When University of Wisconsin-Milwaukee professor John Jannssen found a round goby in Calumet Harbor in 1994, he feared the worst. The small fish with an almost endearing wide-eyed stare reproduces prolifically and eats voraciously. Jannssen and other scientists expected it to gobble up the eggs of prized sport fish and hog the mussels and snails that other fish would normally eat.
Today millions of round gobies are thriving in the waters of Lake Michigan off Chicago and throughout much of the Great Lakes. But as is often the case with invasive species, their ecological impact has not been devastating, but complicated–even beneficial in some cases.
Like the majority of the 185 known invasive species in the Great Lakes, the round goby was transported in the ballast water of ocean-going ships that came down the St.
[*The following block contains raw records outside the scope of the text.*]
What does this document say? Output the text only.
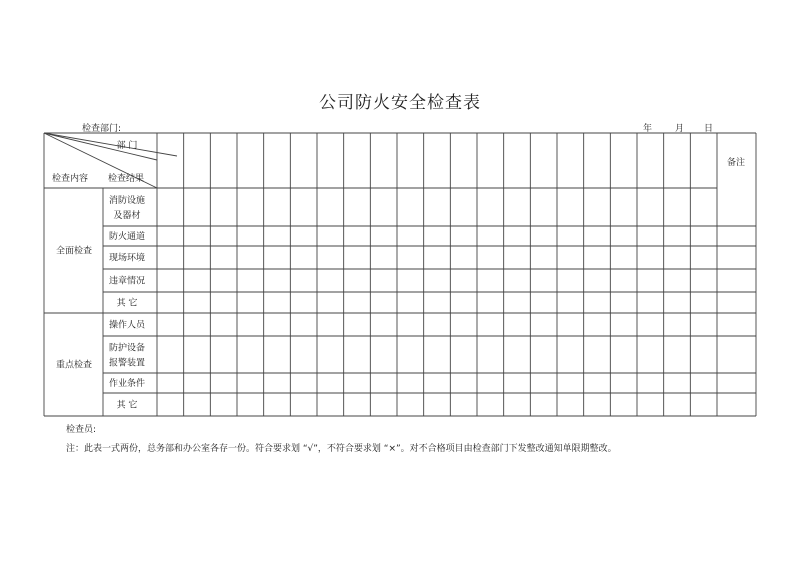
公司防火安全检查表
检查部门:	年	月 日
部 门
检查结果
检查内容
备注
消防设施
及器材
防火通道
现场环境
违章情况
其 它
全面检查
操作人员
防护设备
报警装置
作业条件
其 它
重点检查
检查员:
注：此表一式两份，总务部和办公室各存一份。符合要求划 “√”，不符合要求划 “×”。对不合格项目由检查部门下发整改通知单限期整改。
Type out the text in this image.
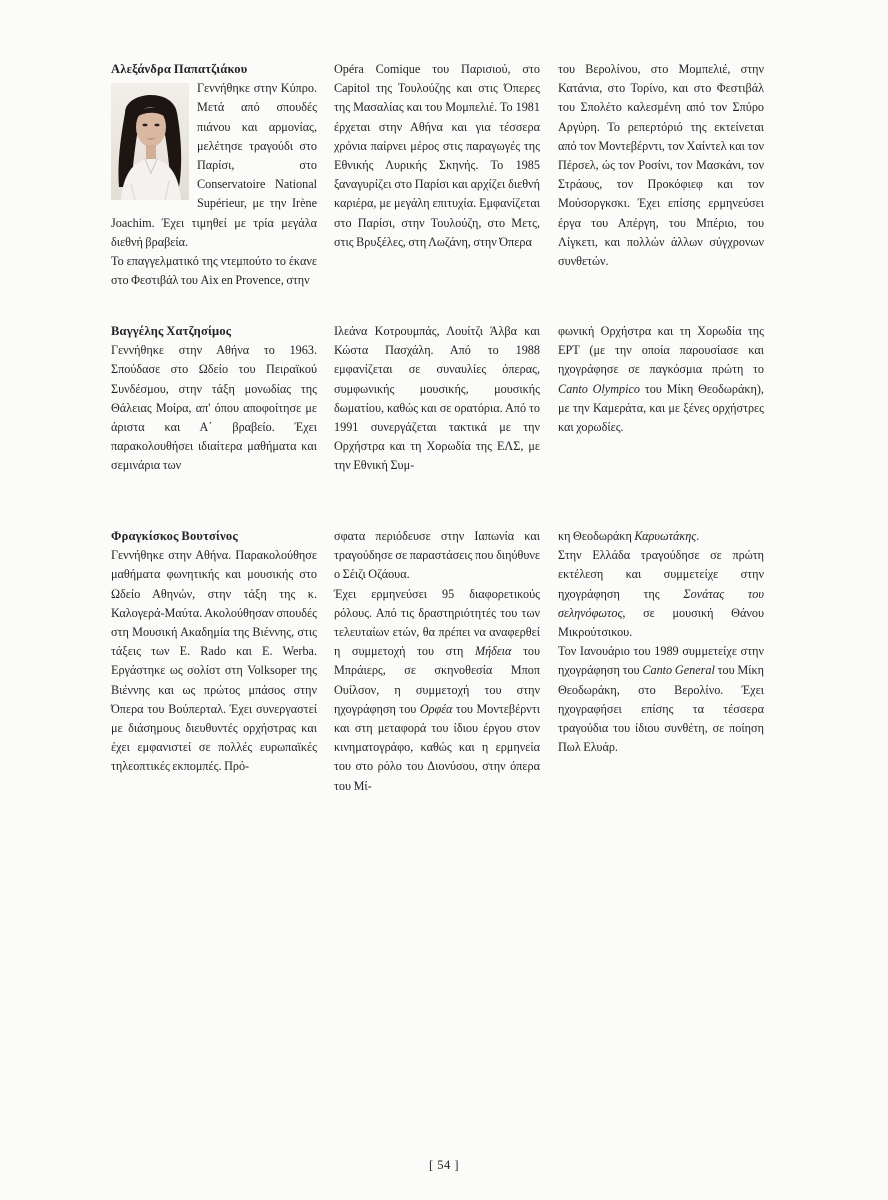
Αλεξάνδρα Παπατζιάκου

Γεννήθηκε στην Κύπρο. Μετά από σπουδές πιάνου και αρμονίας, μελέτησε τραγούδι στο Παρίσι, στο Conservatoire National Supérieur, με την Irène Joachim. Έχει τιμηθεί με τρία μεγάλα διεθνή βραβεία.

Το επαγγελματικό της ντεμπούτο το έκανε στο Φεστιβάλ του Aix en Provence, στην

Opéra Comique του Παρισιού, στο Capitol της Τουλούζης και στις Όπερες της Μασαλίας και του Μομπελιέ. Το 1981 έρχεται στην Αθήνα και για τέσσερα χρόνια παίρνει μέρος στις παραγωγές της Εθνικής Λυρικής Σκηνής. Το 1985 ξαναγυρίζει στο Παρίσι και αρχίζει διεθνή καριέρα, με μεγάλη επιτυχία. Εμφανίζεται στο Παρίσι, στην Τουλούζη, στο Μετς, στις Βρυξέλες, στη Λωζάνη, στην Όπερα

του Βερολίνου, στο Μομπελιέ, στην Κατάνια, στο Τορίνο, και στο Φεστιβάλ του Σπολέτο καλεσμένη από τον Σπύρο Αργύρη. Το ρεπερτόριό της εκτείνεται από τον Μοντεβέρντι, τον Χαίντελ και τον Πέρσελ, ώς τον Ροσίνι, τον Μασκάνι, τον Στράους, τον Προκόφιεφ και τον Μούσοργκσκι. Έχει επίσης ερμηνεύσει έργα του Απέργη, του Μπέριο, του Λίγκετι, και πολλών άλλων σύγχρονων συνθετών.

Βαγγέλης Χατζησίμος

Γεννήθηκε στην Αθήνα το 1963. Σπούδασε στο Ωδείο του Πειραϊκού Συνδέσμου, στην τάξη μονωδίας της Θάλειας Μοίρα, απ' όπου αποφοίτησε με άριστα και Α΄ βραβείο. Έχει παρακολουθήσει ιδιαίτερα μαθήματα και σεμινάρια των

Ιλεάνα Κοτρουμπάς, Λουίτζι Άλβα και Κώστα Πασχάλη. Από το 1988 εμφανίζεται σε συναυλίες όπερας, συμφωνικής μουσικής, μουσικής δωματίου, καθώς και σε ορατόρια. Από το 1991 συνεργάζεται τακτικά με την Ορχήστρα και τη Χορωδία της ΕΛΣ, με την Εθνική Συμ-

φωνική Ορχήστρα και τη Χορωδία της ΕΡΤ (με την οποία παρουσίασε και ηχογράφησε σε παγκόσμια πρώτη το Canto Olympico του Μίκη Θεοδωράκη), με την Καμεράτα, και με ξένες ορχήστρες και χορωδίες.

Φραγκίσκος Βουτσίνος

Γεννήθηκε στην Αθήνα. Παρακολούθησε μαθήματα φωνητικής και μουσικής στο Ωδείο Αθηνών, στην τάξη της κ. Καλογερά-Μαύτα. Ακολούθησαν σπουδές στη Μουσική Ακαδημία της Βιέννης, στις τάξεις των E. Rado και E. Werba. Εργάστηκε ως σολίστ στη Volksoper της Βιέννης και ως πρώτος μπάσος στην Όπερα του Βούπερταλ. Έχει συνεργαστεί με διάσημους διευθυντές ορχήστρας και έχει εμφανιστεί σε πολλές ευρωπαϊκές τηλεοπτικές εκπομπές. Πρό-

σφατα περιόδευσε στην Ιαπωνία και τραγούδησε σε παραστάσεις που διηύθυνε ο Σέιζι Οζάουα.

Έχει ερμηνεύσει 95 διαφορετικούς ρόλους. Από τις δραστηριότητές του των τελευταίων ετών, θα πρέπει να αναφερθεί η συμμετοχή του στη Μήδεια του Μπράιερς, σε σκηνοθεσία Μποπ Ουίλσον, η συμμετοχή του στην ηχογράφηση του Ορφέα του Μοντεβέρντι και στη μεταφορά του ίδιου έργου στον κινηματογράφο, καθώς και η ερμηνεία του στο ρόλο του Διονύσου, στην όπερα του Μί-

κη Θεοδωράκη Καρυωτάκης.

Στην Ελλάδα τραγούδησε σε πρώτη εκτέλεση και συμμετείχε στην ηχογράφηση της Σονάτας του σεληνόφωτος, σε μουσική Θάνου Μικρούτσικου.

Τον Ιανουάριο του 1989 συμμετείχε στην ηχογράφηση του Canto General του Μίκη Θεοδωράκη, στο Βερολίνο. Έχει ηχογραφήσει επίσης τα τέσσερα τραγούδια του ίδιου συνθέτη, σε ποίηση Πωλ Ελυάρ.

[ 54 ]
Lawrence Seaway into the Great Lakes. It was first seen in the St. Clair River between Lake Huron and Lake Erie in 1990. Jannssen was the first to find one in Lake Michigan.
Now round gobies provide an abundant food source for valuable sport fish including native smallmouth bass and non-native, stocked species like brown trout. Cormorants, migratory water birds with massive populations across the Great Lakes, love round gobies so much that they have spared sport fish to gorge on them.
In the food chain’s opposite direction, round gobies eat harmful zebra mussels and quagga mussels, invasive species also introduced through ballast water. The mussels decimate the plankton food base and cost billions of dollars to remove from water-intake structures. Round gobies are among their few predators.
“When the round gobies arrived, lunch was already waiting for them,” said Linda Campbell, an associate biology professor at Queens University in Ontario.
But the news isn’t all good. Round gobies spread deadly botulism, picking it up from mussels and passing it on to ducks that eat them. Chicago-area fishermen who cast their lines from the shore are often infuriated by catching mounds of round gobies.
The gobies also defend their spawning habitat so aggressively that native small fish including sculpin can’t find a place to reproduce, and gobies eat the eggs and larva of other fish.
Jannssen described a delicate ecological dance between round gobies and smallmouth bass. If a smallmouth moves away from its nest, perhaps after being caught by a fisherman, round gobies will swarm in and devour its eggs. But once surviving eggs hatch, the young bass will begin a lifetime of feasting on gobies.
“Round gobies are a good example of how an invasive species can have a foot in two worlds,” said Joel Brammeier, president of the Alliance for the Great Lakes, who spoke at an international conference on invasive species at the University of Chicago this month.
“They come into a place like the Great Lakes, and take on another invader like zebra mussels, and ingratiate themselves to the native fish who consume them,” he said. “But the danger with invasive species is their unpredictability. Once they’re in there’s no telling how they will act. And once they are on the menu you can’t ever take them off.”